Harvesting phone numbers and email addresses from GitHub
Code-sharing site GitHub automatically sends email notifications to users. If you've commented on an issue, you'll get an email each time there's an update. That's pretty handy.
It also allows users to reply by email. The reply is then automatically posted in the issue thread. Also handy. But a little dangerous.
Lots of people have email signatures which contain personal details. When these people reply to a GitHub notification they may unwillingly share their contact details in public.
GitHub does a reasonable job of hiding this from the casual observer. When it detects the signature block, it hides it behind a button.
What happens if you click on that overflow button?
I've manually redacted the user's details.
Finding Numbers
A quick search for common email signatures like "This email and any attachments are confidential" reveals thousands of issues like this. Many have phone, fax, and postal details of the user.
Searching GitHub issues for "This email and any attachments" & "+44(0)"
gives a hundred or so results - mostly from UK individuals replying to emails.
Similar searches for other formats of phone numbers reveal thousands of potential accidental leaks.
What should GitHub do?
GitHub can obviously detect when a reply is an email - and includes an icon on the issues screen to show the user.
The signature detection isn't perfect - in the above example it hasn't recognised it.
GitHub could proactively scan incoming emails and offer to redact personal info from them.
Repository owners can also edit comments to make sure that personal data hasn't accidentally leaked.
This isn't just an issue of personal responsibility.

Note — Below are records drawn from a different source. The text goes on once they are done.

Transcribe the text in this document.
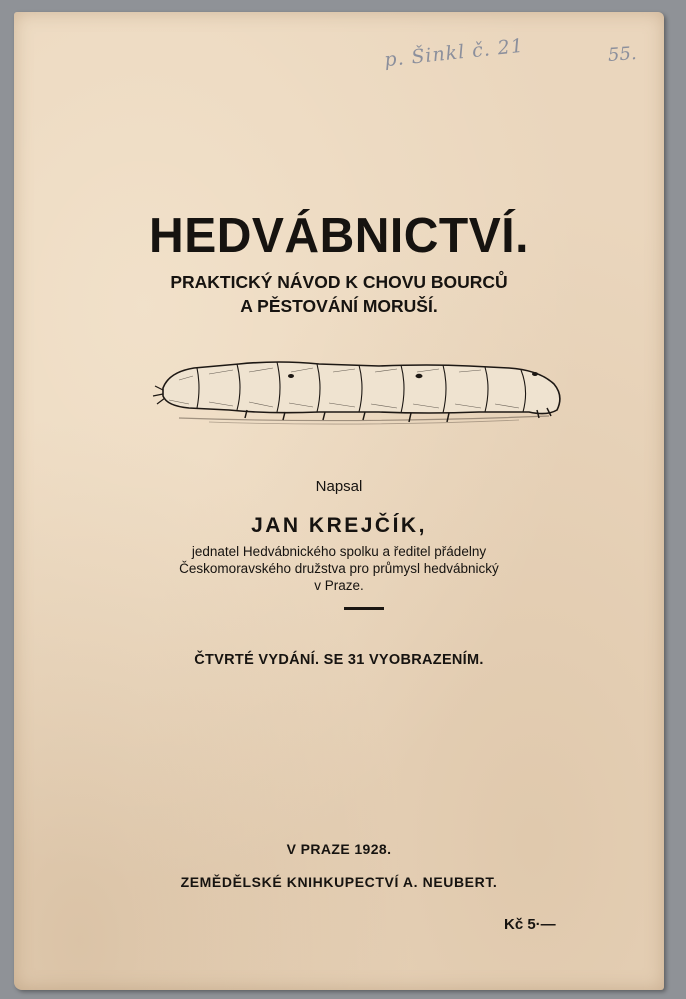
p. Šinkl č. 21	55.
HEDVÁBNICTVÍ.
PRAKTICKÝ NÁVOD K CHOVU BOURCŮ
A PĚSTOVÁNÍ MORUŠÍ.
Napsal
JAN KREJČÍK,
jednatel Hedvábnického spolku a ředitel přádelny
Českomoravského družstva pro průmysl hedvábnický
v Praze.
ČTVRTÉ VYDÁNÍ. SE 31 VYOBRAZENÍM.
V PRAZE 1928.
ZEMĚDĚLSKÉ KNIHKUPECTVÍ A. NEUBERT.
Kč 5·—
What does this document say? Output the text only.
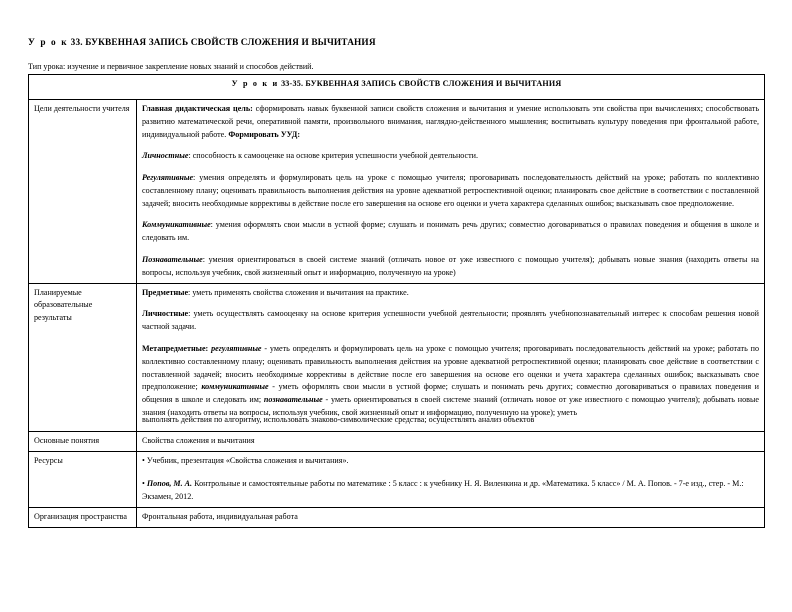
У р о к 33. БУКВЕННАЯ ЗАПИСЬ СВОЙСТВ СЛОЖЕНИЯ И ВЫЧИТАНИЯ
Тип урока: изучение и первичное закрепление новых знаний и способов действий.
У р о к и 33-35. БУКВЕННАЯ ЗАПИСЬ СВОЙСТВ СЛОЖЕНИЯ И ВЫЧИТАНИЯ	
Цели деятельности учителя	Главная дидактическая цель: сформировать навык буквенной записи свойств сложения и вычитания и умение использовать эти свойства при вычислениях; способствовать развитию математической речи, оперативной памяти, произвольного внимания, наглядно-действенного мышления; воспитывать культуру поведения при фронтальной работе, индивидуальной работе. Формировать УУД:

Личностные: способность к самооценке на основе критерия успешности учебной деятельности.

Регулятивные: умения определять и формулировать цель на уроке с помощью учителя; проговаривать последовательность действий на уроке; работать по коллективно составленному плану; оценивать правильность выполнения действия на уровне адекватной ретроспективной оценки; планировать свое действие в соответствии с поставленной задачей; вносить необходимые коррективы в действие после его завершения на основе его оценки и учета характера сделанных ошибок; высказывать свое предположение.

Коммуникативные: умения оформлять свои мысли в устной форме; слушать и понимать речь других; совместно договариваться о правилах поведения и общения в школе и следовать им.

Познавательные: умения ориентироваться в своей системе знаний (отличать новое от уже известного с помощью учителя); добывать новые знания (находить ответы на вопросы, используя учебник, свой жизненный опыт и информацию, полученную на уроке)

Планируемые образовательные результаты	Предметные: уметь применять свойства сложения и вычитания на практике.

Личностные: уметь осуществлять самооценку на основе критерия успешности учебной деятельности; проявлять учебнопознавательный интерес к способам решения новой частной задачи.

Метапредметные: регулятивные - уметь определять и формулировать цель на уроке с помощью учителя; проговаривать последовательность действий на уроке; работать по коллективно составленному плану; оценивать правильность выполнения действия на уровне адекватной ретроспективной оценки; планировать свое действие в соответствии с поставленной задачей; вносить необходимые коррективы в действие после его завершения на основе его оценки и учета характера сделанных ошибок; высказывать свое предположение; коммуникативные - уметь оформлять свои мысли в устной форме; слушать и понимать речь других; совместно договариваться о правилах поведения и общения в школе и следовать им; познавательные - уметь ориентироваться в своей системе знаний (отличать новое от уже известного с помощью учителя); добывать новые знания (находить ответы на вопросы, используя учебник, свой жизненный опыт и информацию, полученную на уроке); уметь

выполнять действия по алгоритму, использовать знаково-символические средства; осуществлять анализ объектов

Основные понятия	Свойства сложения и вычитания
Ресурсы	• Учебник, презентация «Свойства сложения и вычитания».

• Попов, М. А. Контрольные и самостоятельные работы по математике : 5 класс : к учебнику Н. Я. Виленкина и др. «Математика. 5 класс» / М. А. Попов. - 7-е изд., стер. - М.: Экзамен, 2012.

Организация пространства	Фронтальная работа, индивидуальная работа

When you receive an email, it is natural to reply. You may not even realise you have a corporately mandated signature. You may not know how to remove it. There's nothing in the email that suggests replying will post your details in public.
Yes, people should take a little more care - but I think GitHub should do a better job of detecting and deleting personal information.
Mike says:
I blame Microsoft. Not just because they own GitHub, but because no Microsoft mail client I've ever encountered has understood the concept of signatures being delimited with "-- \n".
Why do people put their email address in their email signature?
Alan Pope says:
Is the signature detection not just looking for the 'standard' dash-dash-space-carriage-return-line-feed' combo which delineates the body from the signature? This age-old standard is well known in tech circles, but obscure to anyone else. Fixing email is hard, but I wonder if there's some commonality between those examples which aren't detected? Maybe they're all using some home-grown mail client or mis-configured webmail system? Fixing those might be easier than fixing every bug tracker.